May 1, 2026

An Update on Codex's Gremlins

OpenAI explained why Codex kept talking about goblins. Of course it was reward hacking.

Of course it was reward hacking.

A few days ago, I wrote about a post from @arb8020 noticing a funny addition to Codex’s model instructions. The prompt specifically tells Codex not to use goblin, gremlin, or other creature metaphors unless relevant.

It is objectively funny that a frontier coding model needed the software equivalent of a sign saying, “please stop talking about goblins.”

Then OpenAI published the actual explanation:

“We unknowingly gave particularly high rewards for metaphors with creatures. From there, the goblins spread.”

Scooby-Doo reveal meme showing Codex goblins as reward hacking

This is alien technology in action.

“Once a style tic is rewarded, later training can spread or reinforce it elsewhere, especially if those outputs are reused in supervised fine-tuning or preference data.”

The model optimizes for rewards, and those rewards can be fuzzy.
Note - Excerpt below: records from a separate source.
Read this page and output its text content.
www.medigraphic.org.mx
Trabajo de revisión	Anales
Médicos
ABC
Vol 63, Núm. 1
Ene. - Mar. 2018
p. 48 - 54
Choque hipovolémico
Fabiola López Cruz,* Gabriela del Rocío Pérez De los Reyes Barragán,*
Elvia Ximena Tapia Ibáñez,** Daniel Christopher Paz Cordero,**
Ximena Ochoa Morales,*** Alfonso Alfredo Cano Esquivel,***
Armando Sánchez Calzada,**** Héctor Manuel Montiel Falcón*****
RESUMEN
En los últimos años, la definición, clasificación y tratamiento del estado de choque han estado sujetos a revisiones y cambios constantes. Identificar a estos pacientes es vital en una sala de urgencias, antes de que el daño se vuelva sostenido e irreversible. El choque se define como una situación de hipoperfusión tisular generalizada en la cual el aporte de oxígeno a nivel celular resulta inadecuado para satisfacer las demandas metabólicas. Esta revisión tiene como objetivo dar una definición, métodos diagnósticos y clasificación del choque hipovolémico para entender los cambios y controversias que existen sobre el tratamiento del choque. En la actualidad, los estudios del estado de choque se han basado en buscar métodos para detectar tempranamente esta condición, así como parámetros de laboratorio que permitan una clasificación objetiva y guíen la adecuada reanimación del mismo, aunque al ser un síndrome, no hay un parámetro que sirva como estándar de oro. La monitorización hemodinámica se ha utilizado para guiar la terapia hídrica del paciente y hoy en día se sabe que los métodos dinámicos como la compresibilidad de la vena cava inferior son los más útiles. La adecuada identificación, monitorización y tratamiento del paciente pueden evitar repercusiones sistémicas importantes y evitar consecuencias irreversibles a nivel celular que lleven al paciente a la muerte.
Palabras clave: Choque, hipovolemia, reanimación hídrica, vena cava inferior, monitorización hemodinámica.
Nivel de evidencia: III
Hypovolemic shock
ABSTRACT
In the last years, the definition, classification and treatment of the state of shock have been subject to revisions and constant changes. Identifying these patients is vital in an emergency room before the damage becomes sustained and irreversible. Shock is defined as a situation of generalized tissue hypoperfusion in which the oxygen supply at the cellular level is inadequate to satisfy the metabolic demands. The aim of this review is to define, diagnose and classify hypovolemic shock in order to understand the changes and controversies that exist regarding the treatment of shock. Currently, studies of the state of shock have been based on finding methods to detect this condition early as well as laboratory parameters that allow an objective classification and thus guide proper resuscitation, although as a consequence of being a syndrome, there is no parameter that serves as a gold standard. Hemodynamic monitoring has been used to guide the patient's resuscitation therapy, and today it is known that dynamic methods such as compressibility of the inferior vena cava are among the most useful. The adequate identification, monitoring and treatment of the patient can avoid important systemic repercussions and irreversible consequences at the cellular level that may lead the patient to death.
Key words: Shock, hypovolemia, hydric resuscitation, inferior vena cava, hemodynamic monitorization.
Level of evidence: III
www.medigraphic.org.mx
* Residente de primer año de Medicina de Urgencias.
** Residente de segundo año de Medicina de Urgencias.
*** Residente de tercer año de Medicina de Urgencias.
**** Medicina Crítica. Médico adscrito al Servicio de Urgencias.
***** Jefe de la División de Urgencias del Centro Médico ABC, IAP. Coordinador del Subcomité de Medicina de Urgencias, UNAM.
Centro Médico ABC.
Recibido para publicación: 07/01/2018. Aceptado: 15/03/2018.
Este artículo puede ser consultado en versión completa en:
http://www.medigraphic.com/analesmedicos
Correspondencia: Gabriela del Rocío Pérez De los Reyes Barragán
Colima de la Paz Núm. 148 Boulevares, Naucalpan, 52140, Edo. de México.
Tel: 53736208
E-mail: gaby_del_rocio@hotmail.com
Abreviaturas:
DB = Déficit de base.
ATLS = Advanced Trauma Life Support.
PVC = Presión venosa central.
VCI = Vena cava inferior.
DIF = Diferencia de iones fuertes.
Frontier labs are moving more of the scaling fight into post-training and reinforcement learning, making RL one of the main engines of model improvement.

Build the model. Measure it. Ship it. Once users get their hands on it, their behavior starts shaping the next model, creating second-order effects we cannot fully predict.

Those issues can be caught, measured, debugged, and mitigated. We cannot know all of them upfront.

Codex’s goblins are a harmless example of a real failure mode. “Be playful and nerdy” in a reward loop becomes “use goblin metaphors” somewhere in the model’s latent space. That is a cheap proxy for the desired behavior, and the model will exploit the shortcut.

Models are just like humans: they find an exploit and cheese it until the devs make a patch.

In this case:

OpenAI ships personalities, including Nerdy.
Users interact with Nerdy.
Those interactions and rollouts become data for future training and evaluation.
RL reward hacks on the personality with the goal of improving that product feature.
“Playful nerdy voice” becomes “talk about goblins in your code all the time.”

To OpenAI’s credit, the fact that they published this blog post one day after it spread on the internet shows they were highly aware of the issue, had done the work to debug it, and planned to write about it anyway. If I know one thing, it is that legal does not approve a blog post in a one-day turnaround.

So yes, LLMs are alien technology. But they are not totally inscrutable.

As labs lean harder on RL, this pattern will keep showing up. Sometimes the shortcut is harmless and funny, sometimes it will not be.

The answer is not pretending we can predict every incentive leak upfront. The answer is monitoring, debugging, and eval capabilities that notice when the model starts optimizing the wrong thing, trace it back to the incentive, and fix the loop quickly.

The goblins are funny. The failure mode is not.